À une date restant à préciser, il rejoint la région parisienne, s’installant au 59 rue de Saint-Denis à Bobigny (Seine / Seine-Saint-Denis – 93), et travaillant comme manœuvre.
Le 23 avril 1918, il est mobilisé au 118e régiment d’infanterie comme soldat de 2e classe. Le 28 août suivant, il rejoint le 116e R.I. “aux armées”.
Le 14 décembre 1918 – certainement lors d’une permission -, François Olivo se marie à Bobigny avec Henriette Turpin, née le 20 février 1900 à Saizy (Nièvre).
Le 9 mai 1919, il est affecté à la 9e compagnie. Le 26 juillet, il passe au 2e régiment de chasseurs. Il participe à l’occupation des Pays Rhénans.
En 1920, à Stains (93), naît sa fille Simonne (?).
Le 25 mars 1921, il est renvoyé dans ses foyers, titulaire d’un certificat de bonne conduite et se retire au 159 route de Bobigny à Saint-Denis (93).
Le 4 mai suivant, il est rappelé à l’activité militaire. Cinq jours plus tard, il passe au 18e régiment de dragons. Le 3 juin, il est réaffecté au 2e régiment de chasseurs. Quatre jours plus tard, il est de nouveau renvoyé dans ses foyers.
Fin mars 1921 (?), il habite à Orsonville (Seine-et-Oise / Yvelines – 78) à la pointe sud du département. Lors du recensement, Henriette Taupin habite rue d’Aunay (31) et travaille comme journalière chez Charles Pitbois, patron cultivateur.

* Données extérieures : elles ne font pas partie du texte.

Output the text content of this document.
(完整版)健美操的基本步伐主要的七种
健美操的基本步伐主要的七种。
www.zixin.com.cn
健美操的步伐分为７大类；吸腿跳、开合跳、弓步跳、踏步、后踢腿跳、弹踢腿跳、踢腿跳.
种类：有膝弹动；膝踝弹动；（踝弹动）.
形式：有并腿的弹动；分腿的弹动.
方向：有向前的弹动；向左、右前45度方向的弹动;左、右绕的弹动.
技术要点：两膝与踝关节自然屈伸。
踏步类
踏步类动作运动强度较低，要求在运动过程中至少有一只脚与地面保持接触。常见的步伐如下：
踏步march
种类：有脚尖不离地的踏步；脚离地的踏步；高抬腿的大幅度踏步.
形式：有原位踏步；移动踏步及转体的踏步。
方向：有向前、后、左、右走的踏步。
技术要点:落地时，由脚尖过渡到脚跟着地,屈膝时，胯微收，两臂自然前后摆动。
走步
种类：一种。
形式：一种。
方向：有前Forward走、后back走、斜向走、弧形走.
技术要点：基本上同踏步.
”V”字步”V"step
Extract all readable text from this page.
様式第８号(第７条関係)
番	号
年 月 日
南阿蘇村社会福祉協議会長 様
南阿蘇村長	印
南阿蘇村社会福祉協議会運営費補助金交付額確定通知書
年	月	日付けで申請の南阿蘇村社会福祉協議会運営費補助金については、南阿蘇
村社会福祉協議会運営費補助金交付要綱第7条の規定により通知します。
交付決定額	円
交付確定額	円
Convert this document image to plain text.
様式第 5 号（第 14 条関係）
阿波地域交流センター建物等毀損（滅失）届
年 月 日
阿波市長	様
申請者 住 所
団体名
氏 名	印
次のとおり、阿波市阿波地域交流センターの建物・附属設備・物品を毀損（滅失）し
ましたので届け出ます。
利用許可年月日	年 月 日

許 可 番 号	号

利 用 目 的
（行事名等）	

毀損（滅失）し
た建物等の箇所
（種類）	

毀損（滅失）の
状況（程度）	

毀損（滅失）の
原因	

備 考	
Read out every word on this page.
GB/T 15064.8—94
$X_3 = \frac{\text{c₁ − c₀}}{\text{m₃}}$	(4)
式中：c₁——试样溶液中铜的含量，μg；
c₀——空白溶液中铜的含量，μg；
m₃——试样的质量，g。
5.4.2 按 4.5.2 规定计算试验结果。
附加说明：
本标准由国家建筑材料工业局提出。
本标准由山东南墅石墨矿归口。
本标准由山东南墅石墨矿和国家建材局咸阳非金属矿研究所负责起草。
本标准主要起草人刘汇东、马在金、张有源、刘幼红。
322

Leur fils Roger Lucien François y naît le 14 décembre de cette année.
François Olivo travaille alors comme maraîcher.
Le 16 mars 1923, il est embauché par la Compagnie de chemin de fer de Paris à Orléans (P.O. – Chemins de fer d’Orléans et du Midi) qui fusionnera avec d’autres au sein de la SNCF début 1938 [1].
En avril suivant, il habite à Chalo-Saint-Mars (Seine-et-Oise / Essonne), limitrophe d’Étampes. Sa fille René y naît en 1924, et son fils René en 1926. Cette année-là, François est « agent de la voie », Henriette est nourrice, et le foyer accueille deux nourrissons parisiens.
En septembre 1927, il habite à Ablis-Paray (78).
Début mai 1931 et jusqu’au moment de l’arrestation du chef de famille, celle-ci est domiciliée à Boinville-le-Gaillard, commune voisine (78).
François Olivo est alors cantonnier à la gare SNCF de Paray-Douaville (78), secteur d’Ablis-Paray.
Communiste, il continue « de défendre les droits des agriculteurs », indique son fils.
Au cours de la “drôle de guerre”, François Olivo est arrêté pour « distribution de tracts d’origine étrangère ».Le 13 septembre 1939, il est révoqué de son emploi, selon une note ultérieure de la SNCF.
Un tribunal militaire le condamne à six mois d’emprisonnement.
Le 22 février 1940, il est en détention à l’établissement pénitentiaire de Fresnes (Seine / Val-de-Marne).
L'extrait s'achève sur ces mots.